Несравненно интереснее во всех смыслах были наши поездки в Красное Село для участия в спектаклях Красносельского театра во время лагерного сбора там войск петербургского гарнизона, т. е. почти всей гвардии. Прежде всего мы на этом зарабатывали, получая поспектакльную плату, так как лагерный театр, устроенный для военных, был предприятием совершенно самостоятельным и управлялся военным начальством. В нашем скромном бюджете молодых артистов этот летний заработок играл немаловажную роль. Кроме того, по окончании красносельского сезона всем участникам его выдавались разные ценные подарки — браслеты, броши и т. п. стоимостью, определявшейся по их трудам и заслугам. Для танцовщиц-солисток работы там было относительно немного. Надо было протанцовать всего один-два номера в дивертисменте или балетике, шедшем, как и на Каменном острове, вслед за драматической пьесой или оперой. Костюмы для спектаклей отпускались из Большого театра, декорации же, — конечно, незатейливые, — составляли собственность военного театрального управления.
Поездки наши в Красное Село были оживленные и веселые. Отправлялись мы туда обыкновенно с утра, причем казенные кареты, доставлявшие нас до Балтийского вокзала, были нагружены и костюмами, корзины с которыми помещались на их крыше. По приезде в Красносельский театр мы репетировали вечерний спектакль, а затем гуляли или катались до вечера. После спектакля мы такой же большой компанией возвращались в город. Приезжали и балетоманы из Петербурга. Вообще, наши гастроли в Красном Селе носили характер не столько трудового похода, сколько увеселительной прогулки.

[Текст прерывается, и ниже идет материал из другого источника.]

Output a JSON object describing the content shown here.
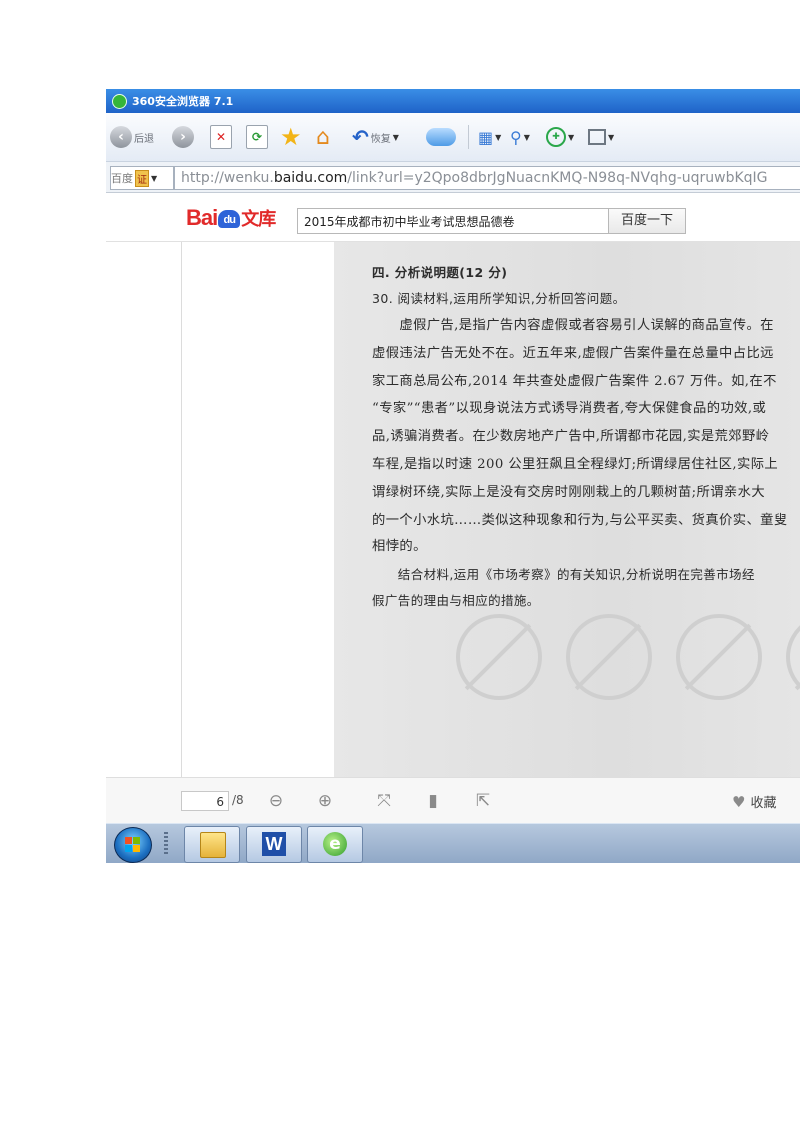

За исключением выступлений в окрестностях Петербурга, да спектаклей в Москве в 1883 г., вся моя артистическая деятельность протекала в Петербурге. За границей, как помнят читатели, мне выступать не пришлось по причинам, от меня не зависевшим, несмотря на ангажемент. Впрочем, кое-кто из иностранного театрального мира мои танцы видел.
Это было в конце 70-х гг. в танцовальном фойе парижского театра Большой оперы. Уезжая каждое лето за границу, я никогда там не переставала упражняться в танцах, чтобы не снижать своего мастерства. Известно, что в жаркое время года мышцы у людей максимально эластичны и потому балетный экзерсис тогда приносит особенную пользу. Между прочим, упражняться летом танцовщицам всегда советовал балетмейстер Петипа. Обыкновенно я обставляла свои упражнения самым примитивным образом, выделывая разные па у себя в номере, в гостинице. Проводя, как всегда, начало лета в Париже, я через нашу бывшую танцовщицу Зину Ришар, жену парижского балетмейстера Меранта, получила разрешение на посещение для своих занятий танцовального класса в Большой опере. Кроме большого удобства в смысле упражнений в специально приспособленном для них помещении, мне представлялась возможность посмотреть на парижских танцовщиц. Когда последние узнали, что у них учится петербургская балерина, их из любопытства собралось довольно много. Увидев мои танцы, директор Оперы Галантье завел со мной переговоры о моих выступлениях у него в театре, но они не кончились ничем, так как этот проект встретил решительный протест со стороны местных балерин, особенно главной из них в то время, итальянки Сан-Галли,[283] пользовавшейся в театре благодаря влиятельным покровителям большим весом. Парижские танцовщицы относились крайне ревниво к своим артистическим репутациям и создали из своей компании род замкнутой касты, в которую иностранке попасть было очень трудно. Особенно же, конечно, была закрыта дверь на сцену Большой оперы балеринам, которые так или иначе могли явиться соперницами местным балетным «звездам».[284]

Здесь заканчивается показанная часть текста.